19. The node of claim 18, wherein said master node replication data comprises said topology data.

20. The node of claim 17, wherein said periodic data transmission comprises data representative of said topology data.

21. The node of claim 15, wherein said determining if communications with said master node are severed comprises determining that the topology of said communications network has changed by comparing first data representative of first topology data stored at said node with second data received from a neighbouring node, said second data representative of second topology data stored in said neighbouring node.

22. The node of claim 21 wherein said supervisory process further comprises: requesting said second topology data from said neighbouring node if said first data differs from said second data; receiving said second topology data; and updating said first topology data based on said second topology data.

23. The node of claim 15, wherein said determining if communications with said master node are severed comprises transmitting a message to said master node and determining if a reply from said master node is received.

24. The node of claim 15, wherein said determining if said node has priority in a remaining portion of said plurality of nodes comprises comparing an identifier of said node to a list of identifiers of said remaining portion of nodes, said list of identifiers comprising a priority of each of said remaining portion of nodes.

25. The node of claim 15, wherein said supervisory process further comprises determining if communications with at least one of said master node and another master node have been re-established and, in response, stopping providing said communication services to said remaining portion of said plurality of nodes such that said node assumes a relay mode in which data from neighbouring nodes is relayed to at least one of said master node and said another master node.

26. The node of claim 15, wherein said supervisory process further comprises determining a topology of said communication network by: periodically transmitting first data representative of topology data stored at said node with at least one neighbouring node; periodically receiving second data representative of topology data stored at said at least one neighbouring node; comparing said first data with said second data, and if said first data differs from said second data: requesting said topology data stored at said at least one neighbouring node; and updating said topology data stored at said node based on said topology data received from said at least one neighbouring node.

27. The node of claim 15, wherein said communication services comprise at least one of dynamic host configuration protocol services, telephone services, internet protocol based services, push to talk services, software update services, TFTP services, and location services.

28. A communication network comprising: at least one wireless communication device; a plurality of nodes enabled to communicate with said at last one wireless communication device and to relay data within said communication network; at least one master node for providing communication services to said plurality of nodes, each of said plurality of nodes storing master node replication data for enabling a node to replicate said master node, each node of said plurality of nodes enabled to execute a supervisory process comprising: determining if communications with said master node are severed; and, if so, determining if said node has priority in a remaining portion of said plurality of nodes; and if so, processing said master node replication data such that said node replicates said master node by providing said communication services to said remaining portion of said plurality of nodes.

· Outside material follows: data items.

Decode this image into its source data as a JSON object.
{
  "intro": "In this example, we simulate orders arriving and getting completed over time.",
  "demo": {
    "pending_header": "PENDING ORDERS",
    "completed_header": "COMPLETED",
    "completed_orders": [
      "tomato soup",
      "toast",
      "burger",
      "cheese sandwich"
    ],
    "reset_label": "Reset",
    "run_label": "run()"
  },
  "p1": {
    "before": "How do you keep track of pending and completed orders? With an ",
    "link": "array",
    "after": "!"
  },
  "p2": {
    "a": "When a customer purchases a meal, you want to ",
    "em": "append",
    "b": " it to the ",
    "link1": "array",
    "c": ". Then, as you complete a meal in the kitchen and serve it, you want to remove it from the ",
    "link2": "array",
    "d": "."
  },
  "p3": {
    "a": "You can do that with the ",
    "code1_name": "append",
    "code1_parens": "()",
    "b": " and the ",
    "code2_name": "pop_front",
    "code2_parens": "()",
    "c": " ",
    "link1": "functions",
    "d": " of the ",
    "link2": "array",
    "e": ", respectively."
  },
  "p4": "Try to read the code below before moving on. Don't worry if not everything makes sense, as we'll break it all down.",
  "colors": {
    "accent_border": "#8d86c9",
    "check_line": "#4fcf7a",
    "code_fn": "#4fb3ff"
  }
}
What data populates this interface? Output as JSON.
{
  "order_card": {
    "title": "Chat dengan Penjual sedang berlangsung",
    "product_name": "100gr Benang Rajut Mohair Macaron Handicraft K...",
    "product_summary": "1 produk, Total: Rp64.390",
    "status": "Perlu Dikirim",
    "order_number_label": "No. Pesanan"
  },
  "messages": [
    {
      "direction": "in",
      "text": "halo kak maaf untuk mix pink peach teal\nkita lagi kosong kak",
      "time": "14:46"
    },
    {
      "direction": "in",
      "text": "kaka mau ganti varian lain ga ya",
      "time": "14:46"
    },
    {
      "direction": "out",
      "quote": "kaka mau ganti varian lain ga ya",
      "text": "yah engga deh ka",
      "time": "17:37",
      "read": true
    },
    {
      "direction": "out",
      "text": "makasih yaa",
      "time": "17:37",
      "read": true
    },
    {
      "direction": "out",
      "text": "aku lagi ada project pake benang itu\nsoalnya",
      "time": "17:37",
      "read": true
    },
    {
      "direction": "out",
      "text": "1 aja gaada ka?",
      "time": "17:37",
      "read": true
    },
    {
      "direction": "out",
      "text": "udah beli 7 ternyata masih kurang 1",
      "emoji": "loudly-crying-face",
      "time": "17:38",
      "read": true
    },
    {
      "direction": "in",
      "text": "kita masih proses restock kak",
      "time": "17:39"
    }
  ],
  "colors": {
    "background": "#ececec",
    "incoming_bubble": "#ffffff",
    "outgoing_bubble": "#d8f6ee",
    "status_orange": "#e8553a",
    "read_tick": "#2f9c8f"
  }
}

29. A node in a communication network connectable to a plurality of other nodes, said node comprising: a processor; at least one radio connected to said processor; said at least one radio for connecting to said other nodes; said processor configured to execute a supervisory process; a registry process and a file transfer process; each of said processes configured to carry or host voice communications through said node and to dynamically adjust operation of said node between carrying or hosting voice communications via one or more other ones of said nodes.